The Day on Which a Man Dies 6 FAQs

1) What is the provenance of the text?

In the UCLA library there is a folder, deposited in 1970, with unnumbered pages, marked in Tennessee Williams’ handwriting “The Day on Which a Man Dies, an Occidental Noh play dedicated to Yukio Mishima. Finished 1960.” The American scholar Allean Hale, her interest piqued by a throwaway comment Williams made in an interview that he had written a Noh play, tracked down the text and first wrote about it in 1991. A later version of the text — dated 1971 with significant differences — was circulated by Williams’ agents in the ’70s and performed in 2001 at the White Barn Theater in Connecticut. The 2007 Chicago production of The Day on Which a Man Dies is the world premiere of the original UCLA text, edited by Annette Saddik, which will be published by New Directions in the spring of 2008.

2)Is this a version of the 1968 play titled A Bar in a Tokyo Hotel ?Speculation that The Day on Which a Man Dies is an early draft of “Bar” or a re-write of “Bar” is not supported by either text, nor by drafts of either text. Confusion exists because the earlier “Day” text was unavailable for comparison. Though some of the “Day” roles — painter and lover — are reconfigured in “Bar” there is not one line of dialog in common and the action onstage is quite different. Most of “Day” takes place inside two adjoining hotel rooms in Tokyo. A small scene in “Day” presents the painter’s lover alone in a bar on the Ginza, pointedly not a hotel, and pointedly not in the company of anyone other than the audience. The biggest diffrence is that “Bar” is traditional fourth wall realism, “Day” is a Noh play.

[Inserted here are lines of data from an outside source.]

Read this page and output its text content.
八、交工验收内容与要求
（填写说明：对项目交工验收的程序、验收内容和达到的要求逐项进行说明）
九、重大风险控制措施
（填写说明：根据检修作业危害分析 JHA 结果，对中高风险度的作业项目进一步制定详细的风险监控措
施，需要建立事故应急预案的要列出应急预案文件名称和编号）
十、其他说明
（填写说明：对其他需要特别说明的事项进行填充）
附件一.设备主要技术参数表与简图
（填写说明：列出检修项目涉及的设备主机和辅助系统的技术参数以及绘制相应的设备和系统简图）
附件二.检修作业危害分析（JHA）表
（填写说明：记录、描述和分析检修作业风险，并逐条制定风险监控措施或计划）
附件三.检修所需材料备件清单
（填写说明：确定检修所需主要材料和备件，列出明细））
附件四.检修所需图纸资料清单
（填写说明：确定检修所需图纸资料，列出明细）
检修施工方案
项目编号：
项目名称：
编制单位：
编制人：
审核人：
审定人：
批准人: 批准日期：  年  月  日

3) What does it mean the play is subtitled “An Occidental Noh Play”
Noh theater is a 14th century Japanese theater form combining dance, music, story-telling and enactment. “Day” uses a similar combination onstage. If Western comedy intends to makes audiences laugh, and Western tragedy intends to make audiences cry, the intent of Noh is make audiences feel “yugen” – “still beauty.” Williams’ knowledge of Noh came from his friendship with Yukio Mishima, who wrote a series of Modern Noh Plays, five of them published in English in 1957. In 1958, Williams’ publisher, New Directions, published The Classic Noh Theatre of Japan by Ezra Pound and Ernest Fenollosa. Williams probably read this — at least he follows the “Noh” spelling rather than “No.”

4) How is it that the text is dedicated to Yukio Mishima?
Mishima, the Japanese homoerotic post WWII novelist, was a personal friend of Williams. The two met casually on the street in Manhattan in 1957, then formally at the offices of New Directions two days later. Williams visited Japan as Mishima’s guest in 1959, then again in 1969. Mishima committed hara-kiri in 1970 at the age of 45.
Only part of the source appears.